Waterproof, breathable, protective dressings for burns, wounds, and ulcers, impregnated with multiple medicinal drugs, were produced by coating the outer surface of the dressings with polymeric nanofibers composed of super hydrophobic polymers, and the inner surface with biodegradable/bioabsorbable nanofibers loaded with the desired drugs. The polymeric solution for the outer surface was prepared by dissolving polyurethane (PU) into dimethylformamide (DMF) solvent. The polymeric solution for the inner surface was prepared by dissolving polycaprolactone (PCL) into dimethylformamide (DMF) solvent mixed with a combination of three drugs having anti-inflammatory, analgesic, and antibiotic properties, namely β-sitosterol (Sigma, USA), silver(I) sulfadiazine (Sigma, USA), and acetaminophen (Sigma, USA), β-sitosterol is a phytosterol usually applied to the skin for treating wounds and burns, to provide anti-inflammatory and healing properties. Silver(I) sulfadiazine is a sulfa antibiotic that helps prevent and treat wound infections in cases of serious burns, by halting bacterial growth that may infect the wounded or burned area.

Finally, acetaminophen treats mild to moderate pain.
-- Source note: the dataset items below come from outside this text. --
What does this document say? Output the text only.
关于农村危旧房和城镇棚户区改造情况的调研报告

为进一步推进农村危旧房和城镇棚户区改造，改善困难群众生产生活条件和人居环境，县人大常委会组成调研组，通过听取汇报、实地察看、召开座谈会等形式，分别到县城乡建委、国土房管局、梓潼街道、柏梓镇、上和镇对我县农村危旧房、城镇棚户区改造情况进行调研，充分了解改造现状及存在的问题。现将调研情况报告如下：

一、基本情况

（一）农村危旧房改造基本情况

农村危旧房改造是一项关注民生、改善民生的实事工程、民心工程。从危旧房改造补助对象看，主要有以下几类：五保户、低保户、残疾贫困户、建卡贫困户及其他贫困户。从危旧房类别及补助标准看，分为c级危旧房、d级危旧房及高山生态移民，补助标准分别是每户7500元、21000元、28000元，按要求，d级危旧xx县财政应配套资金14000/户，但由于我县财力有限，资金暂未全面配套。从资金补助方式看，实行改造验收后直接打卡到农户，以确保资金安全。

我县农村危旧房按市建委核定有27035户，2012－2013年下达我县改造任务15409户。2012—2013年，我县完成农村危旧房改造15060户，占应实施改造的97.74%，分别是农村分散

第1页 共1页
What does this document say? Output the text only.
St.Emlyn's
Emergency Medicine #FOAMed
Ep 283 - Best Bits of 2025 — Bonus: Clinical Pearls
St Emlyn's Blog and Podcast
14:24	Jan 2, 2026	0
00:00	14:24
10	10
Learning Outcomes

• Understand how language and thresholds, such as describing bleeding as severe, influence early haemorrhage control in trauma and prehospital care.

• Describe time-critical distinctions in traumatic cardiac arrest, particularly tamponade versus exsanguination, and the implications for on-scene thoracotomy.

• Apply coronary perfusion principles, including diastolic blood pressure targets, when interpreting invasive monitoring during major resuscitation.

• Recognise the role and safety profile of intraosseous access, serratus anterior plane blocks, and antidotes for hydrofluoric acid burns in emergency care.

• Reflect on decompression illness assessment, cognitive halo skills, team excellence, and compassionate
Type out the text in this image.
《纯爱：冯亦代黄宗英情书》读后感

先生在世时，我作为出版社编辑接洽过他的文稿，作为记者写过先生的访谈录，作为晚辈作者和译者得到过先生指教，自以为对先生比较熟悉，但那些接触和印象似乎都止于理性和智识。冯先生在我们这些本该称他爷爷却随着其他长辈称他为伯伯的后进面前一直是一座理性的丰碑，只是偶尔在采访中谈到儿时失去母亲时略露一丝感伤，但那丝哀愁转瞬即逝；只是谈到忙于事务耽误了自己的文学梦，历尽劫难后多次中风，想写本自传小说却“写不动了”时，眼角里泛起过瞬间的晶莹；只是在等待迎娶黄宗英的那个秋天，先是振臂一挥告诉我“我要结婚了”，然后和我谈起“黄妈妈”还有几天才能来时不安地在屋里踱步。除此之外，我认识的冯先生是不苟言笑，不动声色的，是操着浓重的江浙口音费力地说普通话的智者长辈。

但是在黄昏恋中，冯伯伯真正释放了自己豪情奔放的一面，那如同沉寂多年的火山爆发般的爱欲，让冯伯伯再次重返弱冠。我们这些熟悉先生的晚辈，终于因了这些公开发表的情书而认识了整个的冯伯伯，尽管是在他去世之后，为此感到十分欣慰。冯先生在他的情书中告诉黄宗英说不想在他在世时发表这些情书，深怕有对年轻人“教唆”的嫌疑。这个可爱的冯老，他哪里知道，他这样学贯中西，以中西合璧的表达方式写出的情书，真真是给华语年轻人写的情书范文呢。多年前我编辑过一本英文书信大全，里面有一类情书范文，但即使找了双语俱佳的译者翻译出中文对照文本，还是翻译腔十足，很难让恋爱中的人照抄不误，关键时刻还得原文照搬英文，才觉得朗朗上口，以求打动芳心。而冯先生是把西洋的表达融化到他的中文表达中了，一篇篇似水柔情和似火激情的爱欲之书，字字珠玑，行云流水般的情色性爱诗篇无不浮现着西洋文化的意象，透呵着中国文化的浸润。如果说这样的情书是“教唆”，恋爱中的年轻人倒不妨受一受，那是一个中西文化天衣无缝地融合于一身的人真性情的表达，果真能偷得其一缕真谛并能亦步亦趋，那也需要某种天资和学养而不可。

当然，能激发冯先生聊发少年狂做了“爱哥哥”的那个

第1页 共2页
In a first step, the T-shirt was disposed on the collector to expose an outer surface thereof and the collector was actuated to move completely into the dispensing chamber. The solution of PU/DMF was electrosprayed on the outer surface of the T-shirt for a duration of 10 seconds to coat the T-shirt with the polyurethane super hydrophobic polymeric nanofibers. The collector was then moved out of the dispensing chamber. The T-shirt was removed from the collector, turned inside out, and repositioned on the collector so that its inner surface was exposed. The collector was actuated to move completely into the dispensing chamber. A solution of polycaprolactone/dimethylformamide/tetrahydrofuran impregnated with β- sitosterol, silver (I) sulfadiazine, and acetaminophen was electrosprayed on the inner surface of the T-shirt for a duration 378 seconds. Example 3

Medicament Incorporated in Bandages

Waterproof-breathable, protective bandages impregnated with multiple medicinal drugs, were produced by coating the outer surface of the bandages with polymeric nanofibers including super hydrophobic polymers, and the inner surface with

biodegradable/bioabsorbable nanofibers loaded with the desired drugs. The polymeric solution for the outer surface was prepared by dissolving polyurethane (PU) into

dimethylformamide (DMF) solvent. The polymeric solution for the inner surface was prepared by dissolving polycaprolactone (PCL) into dimethylformamide (DMF) solvent mixed with a combination of two drugs having anti-inflammatory and analgesic properties, namely ketoprofen (Sigma, USA) and acetaminophen (Sigma, USA). Ketoprofen is a nonsteroidal anti-inflammatory drug (NSAID) prescribed usually for different pathology- related inflammatory pains.

It is to be understood that the present subject matter is not limited to the embodiments described above, but encompasses any and all embodiments within the scope of the following claims.